FIGURE 3.

Requirement of replicating RSV, NF-κB induction, and paracrine/autocrine action of TNF in HBD2 induction. A, total RNA collected from mock-infected/untreated (UT) and TNF-treated (treated with 10 ng/ml TNF for 16 h) or RSV-infected (infected with 0.5 m.o.i. virus for 16 h) A549 cells infected with recombinant adenovirus expressing either GFP (control) (Ad-GFP) or IκB-super-repressor (Ad-SR) were subjected to RT-PCR to detect HBD2 and GAPDH (loading control). B, total RNA collected from untreated (UT)/mock-, TNF (10 ng/ml for 16–24 h)-treated and RSV-infected (infected with 0.5 m.o.i. virus for 16 and 24 h) A549 cells expressing either GFP or IκB-SR (SR) were subjected to real time qPCR to detect HBD2 expression. C, total RNA collected from mock-infected and RSV-infected cells (infected with either live/non-UV or UV-irradiated RSV) were subjected to RT-PCR to detect HBD2. HBD2 mRNA expression was also monitored in cells infected with RSV in the presence of control antibody (control Ab) or TNF-neutralizing antibody (TNF Ab).
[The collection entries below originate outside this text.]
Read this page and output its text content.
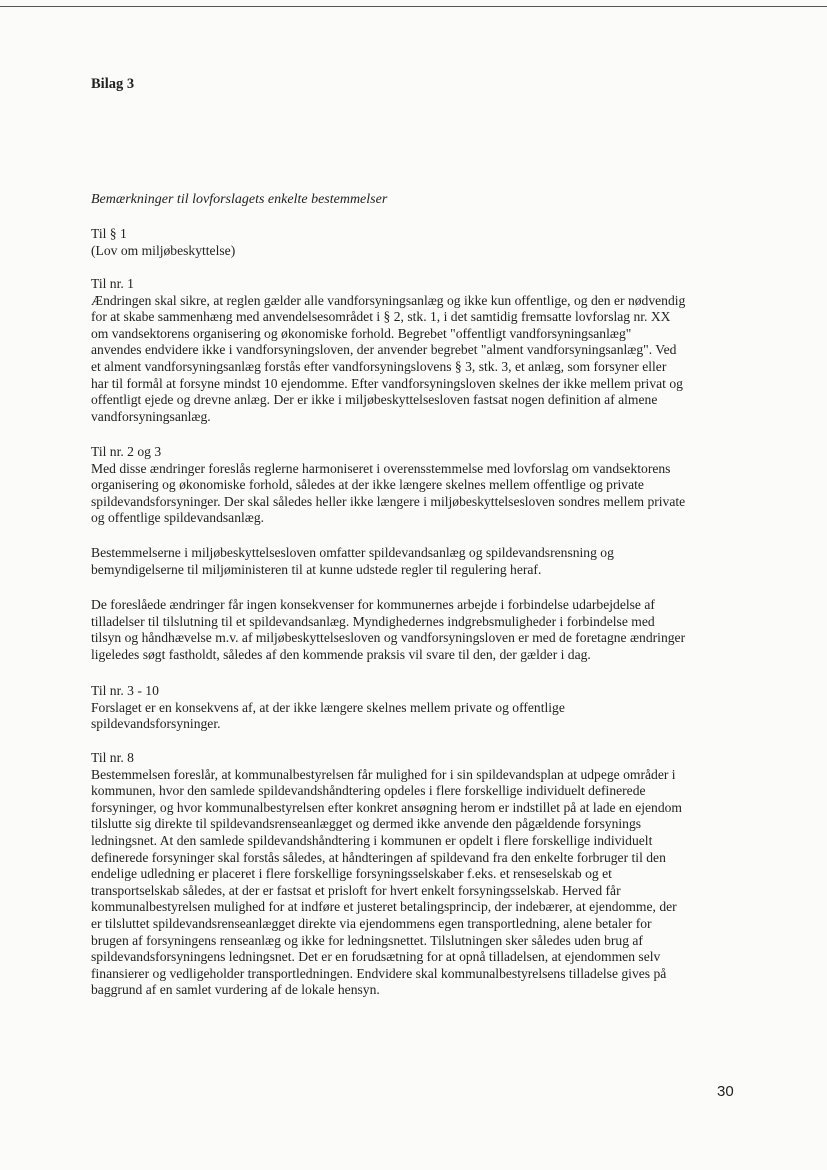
Bilag 3
Bemærkninger til lovforslagets enkelte bestemmelser
Til § 1
(Lov om miljøbeskyttelse)
Til nr. 1
Ændringen skal sikre, at reglen gælder alle vandforsyningsanlæg og ikke kun offentlige, og den er nødvendig
for at skabe sammenhæng med anvendelsesområdet i § 2, stk. 1, i det samtidig fremsatte lovforslag nr. XX
om vandsektorens organisering og økonomiske forhold. Begrebet "offentligt vandforsyningsanlæg"
anvendes endvidere ikke i vandforsyningsloven, der anvender begrebet "alment vandforsyningsanlæg". Ved
et alment vandforsyningsanlæg forstås efter vandforsyningslovens § 3, stk. 3, et anlæg, som forsyner eller
har til formål at forsyne mindst 10 ejendomme. Efter vandforsyningsloven skelnes der ikke mellem privat og
offentligt ejede og drevne anlæg. Der er ikke i miljøbeskyttelsesloven fastsat nogen definition af almene
vandforsyningsanlæg.
Til nr. 2 og 3
Med disse ændringer foreslås reglerne harmoniseret i overensstemmelse med lovforslag om vandsektorens
organisering og økonomiske forhold, således at der ikke længere skelnes mellem offentlige og private
spildevandsforsyninger. Der skal således heller ikke længere i miljøbeskyttelsesloven sondres mellem private
og offentlige spildevandsanlæg.
Bestemmelserne i miljøbeskyttelsesloven omfatter spildevandsanlæg og spildevandsrensning og
bemyndigelserne til miljøministeren til at kunne udstede regler til regulering heraf.
De foreslåede ændringer får ingen konsekvenser for kommunernes arbejde i forbindelse udarbejdelse af
tilladelser til tilslutning til et spildevandsanlæg. Myndighedernes indgrebsmuligheder i forbindelse med
tilsyn og håndhævelse m.v. af miljøbeskyttelsesloven og vandforsyningsloven er med de foretagne ændringer
ligeledes søgt fastholdt, således af den kommende praksis vil svare til den, der gælder i dag.
Til nr. 3 - 10
Forslaget er en konsekvens af, at der ikke længere skelnes mellem private og offentlige
spildevandsforsyninger.
Til nr. 8
Bestemmelsen foreslår, at kommunalbestyrelsen får mulighed for i sin spildevandsplan at udpege områder i
kommunen, hvor den samlede spildevandshåndtering opdeles i flere forskellige individuelt definerede
forsyninger, og hvor kommunalbestyrelsen efter konkret ansøgning herom er indstillet på at lade en ejendom
tilslutte sig direkte til spildevandsrenseanlægget og dermed ikke anvende den pågældende forsynings
ledningsnet. At den samlede spildevandshåndtering i kommunen er opdelt i flere forskellige individuelt
definerede forsyninger skal forstås således, at håndteringen af spildevand fra den enkelte forbruger til den
endelige udledning er placeret i flere forskellige forsyningsselskaber f.eks. et renseselskab og et
transportselskab således, at der er fastsat et prisloft for hvert enkelt forsyningsselskab. Herved får
kommunalbestyrelsen mulighed for at indføre et justeret betalingsprincip, der indebærer, at ejendomme, der
er tilsluttet spildevandsrenseanlægget direkte via ejendommens egen transportledning, alene betaler for
brugen af forsyningens renseanlæg og ikke for ledningsnettet. Tilslutningen sker således uden brug af
spildevandsforsyningens ledningsnet. Det er en forudsætning for at opnå tilladelsen, at ejendommen selv
finansierer og vedligeholder transportledningen. Endvidere skal kommunalbestyrelsens tilladelse gives på
baggrund af en samlet vurdering af de lokale hensyn.
30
D, total RNA collected from mock, live RSV (non-UV), and UV inactivated (UV) RSV-infected A549 cells either treated with control antibody (control Ab) or TNF-neutralizing antibody (TNF Ab) were subjected to qPCR to detect HBD2 expression. For the qPCR, the transcript levels were normalized to human keratin 5, and the results are representative of three independent experiments with similar values.